Duft- und Heilpflanzengarten
auf der Burghalde in Kempten
Die Verwirklichung des Duft- und Heilpflanzengartens auf der Burghalde in Kempten ist ein Gemeinschaftsprojekt der Bahnhof-Apotheke, des Stadelmann-Verlags und der Bio-Gärtnerei Christian Herb in Zusammenarbeit mit der Stadt Kempten. Die Ausführung erfolgte durch das Förderzentrum St. Georg, die staatliche Berufsschule Kempten III, Abteilung Gartenbau und die Stadtgärtnerei Kempten. Die Planung und Koordination übernahm Ralph Stadelmann, Dipl.-Ing. Cand. Landschaftsarchitektur (FH).
Diese duftende Oase mitten in der Stadt steht allen Bewohnern und Besuchern von Kempten offen. Insbesondere sind auch die zahlreichen Seminarteilnehmerinnen und -teilnehmer der nur 10 Gehminuten entfernten Bahnhof-Apotheke eingeladen, die Duft- und Heilpflanzen, die sie in den Seminaren kennen lernen, einmal aus der Nähe zu betrachten.
Wer die Original IS Aromamischungen, die Homöopathische Haus- und Reiseapotheke sowie die Teemischungen aus der Bahnhof-Apotheke kennt, wird hier auf viele »alte Bekannte« treffen: Von Arnika über Frauenmantel und Kamille bis zum Zinnkraut sind sämtliche 110 Pflanzenarten, die im Duft- und Heilpflanzengarten präsentiert werden, Ausgangsstoffe für die Aromatherapie, Homöopathie und Kräuterheilkunde.

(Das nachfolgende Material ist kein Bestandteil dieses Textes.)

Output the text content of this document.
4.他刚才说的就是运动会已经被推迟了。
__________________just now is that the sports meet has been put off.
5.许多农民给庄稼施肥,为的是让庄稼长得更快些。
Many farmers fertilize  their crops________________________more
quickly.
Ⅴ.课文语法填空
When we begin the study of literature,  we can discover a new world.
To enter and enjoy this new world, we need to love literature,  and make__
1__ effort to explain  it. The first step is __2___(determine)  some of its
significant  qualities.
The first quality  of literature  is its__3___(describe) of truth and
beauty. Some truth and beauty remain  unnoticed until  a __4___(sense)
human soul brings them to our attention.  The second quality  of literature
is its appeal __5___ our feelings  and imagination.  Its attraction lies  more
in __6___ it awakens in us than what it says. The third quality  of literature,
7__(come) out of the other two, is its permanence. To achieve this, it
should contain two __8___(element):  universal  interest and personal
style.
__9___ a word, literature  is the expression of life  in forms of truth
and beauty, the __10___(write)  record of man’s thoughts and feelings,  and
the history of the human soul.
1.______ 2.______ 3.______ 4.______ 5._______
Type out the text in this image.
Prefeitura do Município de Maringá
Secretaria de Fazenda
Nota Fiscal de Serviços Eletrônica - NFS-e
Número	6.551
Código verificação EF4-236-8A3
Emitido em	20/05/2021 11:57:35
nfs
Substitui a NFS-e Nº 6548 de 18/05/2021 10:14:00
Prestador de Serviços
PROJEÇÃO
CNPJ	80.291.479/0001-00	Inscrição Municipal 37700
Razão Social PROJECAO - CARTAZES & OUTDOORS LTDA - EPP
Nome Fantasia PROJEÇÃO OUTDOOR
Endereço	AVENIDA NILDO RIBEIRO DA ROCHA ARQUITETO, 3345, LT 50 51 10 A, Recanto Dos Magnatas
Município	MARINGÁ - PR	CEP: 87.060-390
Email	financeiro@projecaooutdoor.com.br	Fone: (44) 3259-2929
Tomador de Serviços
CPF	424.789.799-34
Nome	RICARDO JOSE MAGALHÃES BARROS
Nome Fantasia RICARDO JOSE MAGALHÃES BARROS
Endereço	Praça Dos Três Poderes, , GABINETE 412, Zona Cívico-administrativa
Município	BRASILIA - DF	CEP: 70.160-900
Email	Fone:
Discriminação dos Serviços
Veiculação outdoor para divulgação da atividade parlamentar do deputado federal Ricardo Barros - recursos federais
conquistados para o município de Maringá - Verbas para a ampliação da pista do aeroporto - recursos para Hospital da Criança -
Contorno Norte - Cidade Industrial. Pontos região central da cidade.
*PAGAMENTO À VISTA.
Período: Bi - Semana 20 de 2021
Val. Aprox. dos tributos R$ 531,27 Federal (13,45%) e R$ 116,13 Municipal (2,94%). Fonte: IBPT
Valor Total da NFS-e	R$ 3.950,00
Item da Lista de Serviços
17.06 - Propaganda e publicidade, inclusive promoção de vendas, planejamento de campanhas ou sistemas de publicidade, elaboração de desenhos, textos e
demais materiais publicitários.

Sogar Exoten wie die Ingwerpflanze, der Kaffeestrauch oder der Eukalyptusbaum, die ein mediterranes oder gar tropisches Klima bevorzugen, sind vertreten. Sie werden während des harten Allgäuer Winters in die Gewächshäuser von Bio-Gärtner Christian Herb umziehen.
Der Duft- und Heilpflanzengarten auf der Burghalde in Kempten (Allgäu) wurde am 20. Juli 2005 von Herrn Oberbürgermeister Dr. Ulrich Netzer eröffnet, der auch Schirmherr dieses Projekts ist.